Correct. Workers update a shared remaining-token counter from response headers and only dispatch the next request when sufficient headroom exists — preventing 429s without sacrificing throughput.
Token-budget-aware concurrency uses the remaining-tokens header to govern dispatch decisions — not billing, not a fixed concurrency cap, but dynamic adjustment based on actual remaining API capacity.
12. At what daily token consumption percentage (by 18:00 UTC) should you trigger a proactive alert?
Correct. 80% by 18:00 UTC gives engineers 6 hours to act before midnight reset — enough time to shift workloads, reduce rate, or arrange temporary capacity, without impacting users.
Alerting at 100% is too late — you're already out of budget. 80% by 18:00 UTC (6 hours before reset) gives meaningful lead time for intervention.
13. Why should max_tokens be set conservatively rather than at the model maximum?
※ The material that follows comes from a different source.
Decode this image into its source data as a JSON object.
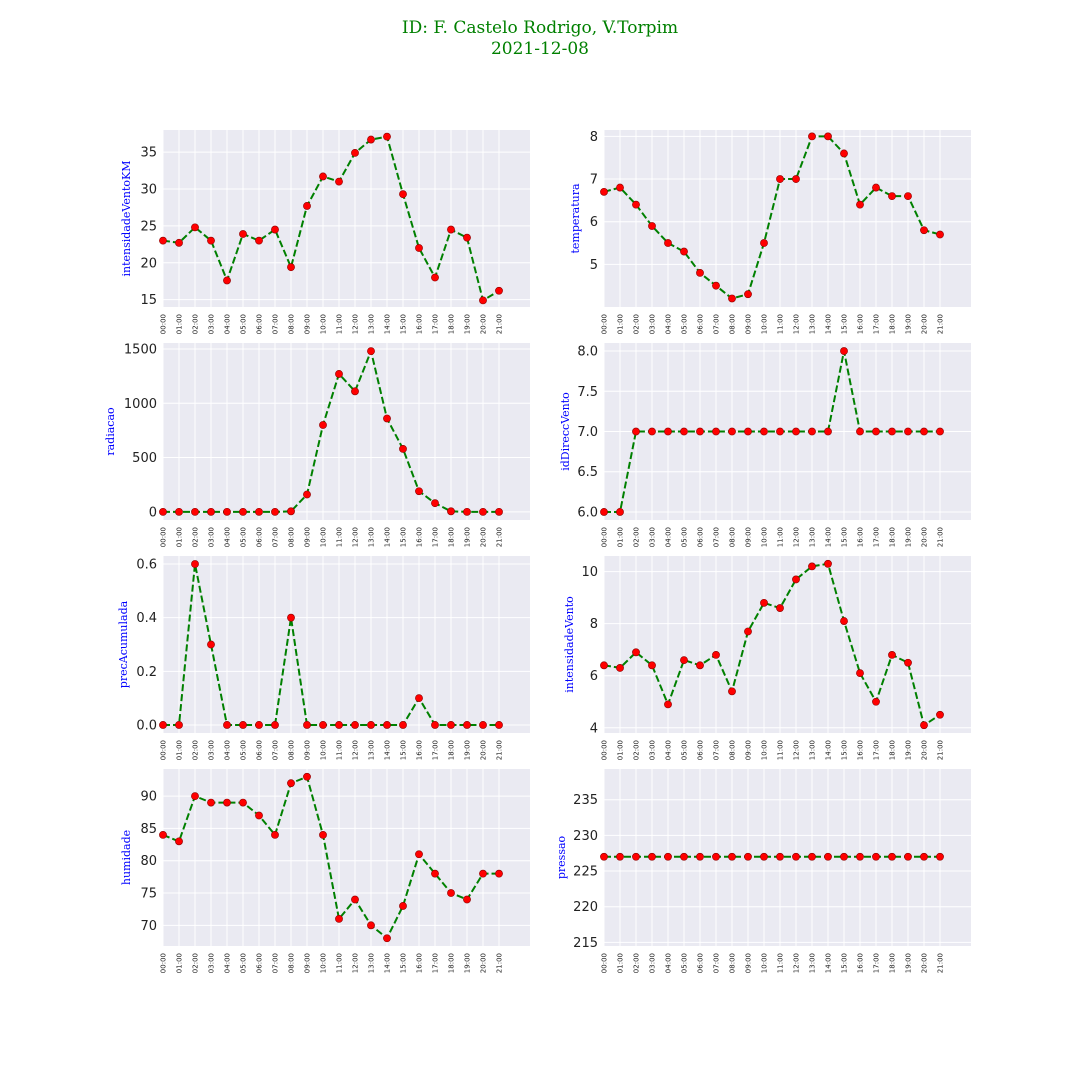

Correct. max_tokens caps output length, which bounds OTPM consumption per request. Tighter caps mean more requests can fit within the same per-minute token budget.
The rate management benefit: lower max_tokens limits OTPM per request, leaving more token budget for concurrent or subsequent requests. This directly increases throughput without changing your limit tier.
14. Which field in the API response gives the actual output token count (not the cap)?
Correct. usage.output_tokens is the precise completion token count. It's always ≤ max_tokens and is the value to use for accurate quota accounting.
usage.output_tokens is the direct field. While usage.total_tokens - usage.input_tokens would give the same number mathematically, usage.output_tokens is the explicit and correct field to read.
15. The Message Batches API does NOT count against which resource?
Correct. Batch requests consume from a separate quota pool — they don't compete with your synchronous API's RPM/ITPM limits. This is a key advantage for mixed workloads.
The Batches API uses a separate quota pool, meaning batch jobs don't reduce the RPM/ITPM headroom available for your real-time synchronous calls. Billing still applies (at 50% discount).